Note post-close: the "fix" I discuss is just a rehash of my first comment; i.e. do it right and it works. There's nothing to fix except getting the model semantics to make sense. If you're asking for waterSupplyService:SoilInfiltrationClass the system will look for that. If you're asking for sanPedro:SoilInfiltrationClass it will look for that instead. Just ask for what you know how to compute (i.e. your namespace contains models for) and it will be used. That's it.

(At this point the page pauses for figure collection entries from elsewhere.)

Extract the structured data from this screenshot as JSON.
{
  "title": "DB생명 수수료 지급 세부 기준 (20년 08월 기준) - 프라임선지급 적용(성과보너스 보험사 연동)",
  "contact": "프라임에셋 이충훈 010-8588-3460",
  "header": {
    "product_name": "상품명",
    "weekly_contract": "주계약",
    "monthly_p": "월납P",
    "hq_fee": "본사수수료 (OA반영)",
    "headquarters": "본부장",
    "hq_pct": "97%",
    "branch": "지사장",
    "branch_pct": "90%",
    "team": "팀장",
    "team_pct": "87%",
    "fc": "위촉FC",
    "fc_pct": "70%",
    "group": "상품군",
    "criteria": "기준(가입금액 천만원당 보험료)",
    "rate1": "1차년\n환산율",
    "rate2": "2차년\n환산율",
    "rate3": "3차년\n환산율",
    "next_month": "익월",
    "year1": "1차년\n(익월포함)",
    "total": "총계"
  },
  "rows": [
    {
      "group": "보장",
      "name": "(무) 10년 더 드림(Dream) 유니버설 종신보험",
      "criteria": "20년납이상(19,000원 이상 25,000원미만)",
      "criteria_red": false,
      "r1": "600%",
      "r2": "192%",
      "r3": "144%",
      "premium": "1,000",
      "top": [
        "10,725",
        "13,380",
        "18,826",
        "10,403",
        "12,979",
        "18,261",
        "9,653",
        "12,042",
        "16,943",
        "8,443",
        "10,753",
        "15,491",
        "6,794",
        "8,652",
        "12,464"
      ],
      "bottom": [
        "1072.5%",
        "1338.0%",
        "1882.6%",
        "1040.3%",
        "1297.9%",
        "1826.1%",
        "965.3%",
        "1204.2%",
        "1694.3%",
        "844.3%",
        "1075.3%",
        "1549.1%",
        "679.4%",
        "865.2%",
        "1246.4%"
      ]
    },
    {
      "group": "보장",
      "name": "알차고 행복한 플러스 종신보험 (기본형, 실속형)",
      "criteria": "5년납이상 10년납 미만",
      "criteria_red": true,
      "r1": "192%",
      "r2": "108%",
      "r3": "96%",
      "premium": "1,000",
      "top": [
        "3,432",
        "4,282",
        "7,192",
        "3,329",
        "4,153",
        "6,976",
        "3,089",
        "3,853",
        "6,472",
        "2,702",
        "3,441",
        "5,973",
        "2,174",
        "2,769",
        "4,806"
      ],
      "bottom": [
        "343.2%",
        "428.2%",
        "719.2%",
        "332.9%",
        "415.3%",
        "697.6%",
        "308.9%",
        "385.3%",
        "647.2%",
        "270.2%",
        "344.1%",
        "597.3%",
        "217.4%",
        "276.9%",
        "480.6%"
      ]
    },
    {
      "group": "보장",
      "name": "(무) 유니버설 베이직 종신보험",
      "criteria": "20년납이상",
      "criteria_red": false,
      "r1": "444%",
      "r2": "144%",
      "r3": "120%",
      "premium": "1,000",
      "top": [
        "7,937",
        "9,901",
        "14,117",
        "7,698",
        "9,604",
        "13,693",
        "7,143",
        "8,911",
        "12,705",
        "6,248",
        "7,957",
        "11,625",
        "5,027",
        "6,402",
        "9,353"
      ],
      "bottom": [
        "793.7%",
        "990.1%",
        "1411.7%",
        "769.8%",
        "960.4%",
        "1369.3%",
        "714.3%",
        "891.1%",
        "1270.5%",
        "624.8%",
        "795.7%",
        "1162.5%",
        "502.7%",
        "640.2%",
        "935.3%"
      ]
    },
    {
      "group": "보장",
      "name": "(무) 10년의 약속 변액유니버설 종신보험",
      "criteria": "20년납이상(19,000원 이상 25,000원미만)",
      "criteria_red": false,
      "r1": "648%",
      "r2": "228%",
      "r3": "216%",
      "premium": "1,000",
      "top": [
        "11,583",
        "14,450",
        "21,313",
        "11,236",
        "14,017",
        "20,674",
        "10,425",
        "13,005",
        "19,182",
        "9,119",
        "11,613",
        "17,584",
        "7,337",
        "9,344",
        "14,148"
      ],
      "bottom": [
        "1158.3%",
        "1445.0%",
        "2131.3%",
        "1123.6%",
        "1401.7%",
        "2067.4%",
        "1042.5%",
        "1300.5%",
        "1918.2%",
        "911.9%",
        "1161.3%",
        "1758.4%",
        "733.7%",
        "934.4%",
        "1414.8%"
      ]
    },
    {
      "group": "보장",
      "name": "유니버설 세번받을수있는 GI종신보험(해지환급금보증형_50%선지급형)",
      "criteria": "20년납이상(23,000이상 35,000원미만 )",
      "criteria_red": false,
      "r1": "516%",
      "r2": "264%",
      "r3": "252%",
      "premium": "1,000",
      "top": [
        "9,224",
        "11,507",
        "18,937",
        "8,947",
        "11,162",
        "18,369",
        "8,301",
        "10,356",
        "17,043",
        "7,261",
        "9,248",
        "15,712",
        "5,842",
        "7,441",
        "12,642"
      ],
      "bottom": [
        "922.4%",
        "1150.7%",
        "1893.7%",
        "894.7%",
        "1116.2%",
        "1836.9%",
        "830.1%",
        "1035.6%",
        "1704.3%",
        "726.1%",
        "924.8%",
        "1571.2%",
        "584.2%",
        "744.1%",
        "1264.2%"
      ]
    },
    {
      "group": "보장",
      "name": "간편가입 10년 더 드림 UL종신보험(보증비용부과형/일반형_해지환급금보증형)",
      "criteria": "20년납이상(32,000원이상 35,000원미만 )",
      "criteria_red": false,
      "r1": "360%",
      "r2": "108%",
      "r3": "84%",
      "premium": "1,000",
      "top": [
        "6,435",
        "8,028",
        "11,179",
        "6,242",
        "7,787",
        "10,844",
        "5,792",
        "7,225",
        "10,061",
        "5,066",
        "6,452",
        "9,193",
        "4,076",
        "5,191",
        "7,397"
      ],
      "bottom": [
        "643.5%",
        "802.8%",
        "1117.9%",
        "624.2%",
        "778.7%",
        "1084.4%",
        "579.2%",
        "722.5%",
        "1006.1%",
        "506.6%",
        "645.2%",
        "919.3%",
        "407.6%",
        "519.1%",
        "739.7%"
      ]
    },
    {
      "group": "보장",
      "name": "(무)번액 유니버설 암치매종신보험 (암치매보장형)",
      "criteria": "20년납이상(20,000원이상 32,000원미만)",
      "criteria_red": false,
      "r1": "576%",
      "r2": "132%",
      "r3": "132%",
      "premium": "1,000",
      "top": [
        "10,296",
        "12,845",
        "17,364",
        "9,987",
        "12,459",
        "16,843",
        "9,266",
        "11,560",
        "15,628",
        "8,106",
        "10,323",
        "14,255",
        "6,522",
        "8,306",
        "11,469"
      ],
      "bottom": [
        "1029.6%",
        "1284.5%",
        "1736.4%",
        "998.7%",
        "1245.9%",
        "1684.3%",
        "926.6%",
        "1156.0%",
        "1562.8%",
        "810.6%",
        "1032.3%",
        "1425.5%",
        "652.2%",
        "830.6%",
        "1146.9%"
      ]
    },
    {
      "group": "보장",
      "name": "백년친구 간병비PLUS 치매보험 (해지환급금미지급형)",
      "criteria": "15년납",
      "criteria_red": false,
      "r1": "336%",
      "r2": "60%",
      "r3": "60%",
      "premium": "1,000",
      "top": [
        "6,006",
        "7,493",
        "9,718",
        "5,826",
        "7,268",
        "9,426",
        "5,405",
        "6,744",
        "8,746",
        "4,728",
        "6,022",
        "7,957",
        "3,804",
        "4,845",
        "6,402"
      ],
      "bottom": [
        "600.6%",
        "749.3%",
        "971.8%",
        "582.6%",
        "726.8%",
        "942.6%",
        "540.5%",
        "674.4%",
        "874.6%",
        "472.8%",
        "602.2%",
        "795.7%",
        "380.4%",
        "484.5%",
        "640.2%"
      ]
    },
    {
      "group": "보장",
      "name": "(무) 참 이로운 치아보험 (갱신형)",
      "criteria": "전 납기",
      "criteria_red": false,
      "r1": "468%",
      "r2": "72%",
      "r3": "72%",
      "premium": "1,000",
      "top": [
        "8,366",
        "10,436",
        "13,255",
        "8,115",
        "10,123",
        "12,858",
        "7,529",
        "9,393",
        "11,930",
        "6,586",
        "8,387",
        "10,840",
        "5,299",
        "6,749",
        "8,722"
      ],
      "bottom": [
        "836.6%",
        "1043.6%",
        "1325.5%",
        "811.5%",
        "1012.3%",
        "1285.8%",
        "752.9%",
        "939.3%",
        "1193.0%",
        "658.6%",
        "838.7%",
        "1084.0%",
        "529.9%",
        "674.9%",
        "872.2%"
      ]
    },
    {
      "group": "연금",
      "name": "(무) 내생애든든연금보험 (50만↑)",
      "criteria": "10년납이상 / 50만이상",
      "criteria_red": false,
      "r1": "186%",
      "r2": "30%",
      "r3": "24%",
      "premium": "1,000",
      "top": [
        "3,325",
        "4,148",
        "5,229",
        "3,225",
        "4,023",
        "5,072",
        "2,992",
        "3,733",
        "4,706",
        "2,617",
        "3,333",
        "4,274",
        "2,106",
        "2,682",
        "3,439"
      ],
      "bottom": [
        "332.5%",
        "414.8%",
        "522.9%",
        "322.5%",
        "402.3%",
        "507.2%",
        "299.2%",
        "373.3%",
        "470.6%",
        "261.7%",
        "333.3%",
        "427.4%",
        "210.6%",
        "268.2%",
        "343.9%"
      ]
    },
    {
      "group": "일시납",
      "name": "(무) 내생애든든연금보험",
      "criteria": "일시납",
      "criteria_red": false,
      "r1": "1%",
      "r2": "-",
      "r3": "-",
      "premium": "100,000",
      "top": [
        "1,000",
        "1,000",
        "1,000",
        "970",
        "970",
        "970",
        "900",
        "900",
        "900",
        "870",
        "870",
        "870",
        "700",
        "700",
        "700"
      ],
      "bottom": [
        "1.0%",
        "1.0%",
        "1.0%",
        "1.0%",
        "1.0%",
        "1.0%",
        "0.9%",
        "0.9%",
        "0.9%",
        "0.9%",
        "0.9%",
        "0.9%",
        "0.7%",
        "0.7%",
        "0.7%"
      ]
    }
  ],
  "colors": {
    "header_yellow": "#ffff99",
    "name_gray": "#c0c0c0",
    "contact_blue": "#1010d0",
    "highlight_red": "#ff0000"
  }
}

kbagstad commented 12 years ago

OK... I've been going through all the BNs that will undergo training and have a single case study-specific concept and changing all the concepts in those models to case study specific ones. As you can imagine this is a lot of refactoring ontologies, models, storylines, and the colormaps.properties file but no problem if it's the right thing to do. However, I've got another strange case that may take a a bit of thought. In many cases there was actually a good reason why some concepts remained service-specific and others remained case study specific, even within the same model (though evidently this means evidence cannot be considered for training). The best example are the Colorado water supply and sediment regulation models. In all our water supply models, we discretize percent tree canopy cover into 5 classes while we discretize it into 3 classes in the sediment regulation models (there are good reasons for this, based on the dynamics of these two services). So in the past I'd used a 3-class concept soilRetentionService:PercentTreeCanopyCover and a 5-class concept, waterSupplyService:PercentTreeCanopyCover. Now you're telling me that if we train both models to Colorado and they have some CO concepts in them, they all need to be switched to colorado concepts. But of course that means that the sediment model now uses only 3 of the 5 classes of percent tree canopy cover, which it was my understanding was a bad thing (i.e., there's some semantic ambiguity here). Would welcome your thoughts on how to do this right, so we get it right in any other, similar cases.

Reopening until I hear back on the right thing to do, then we can close this one for good.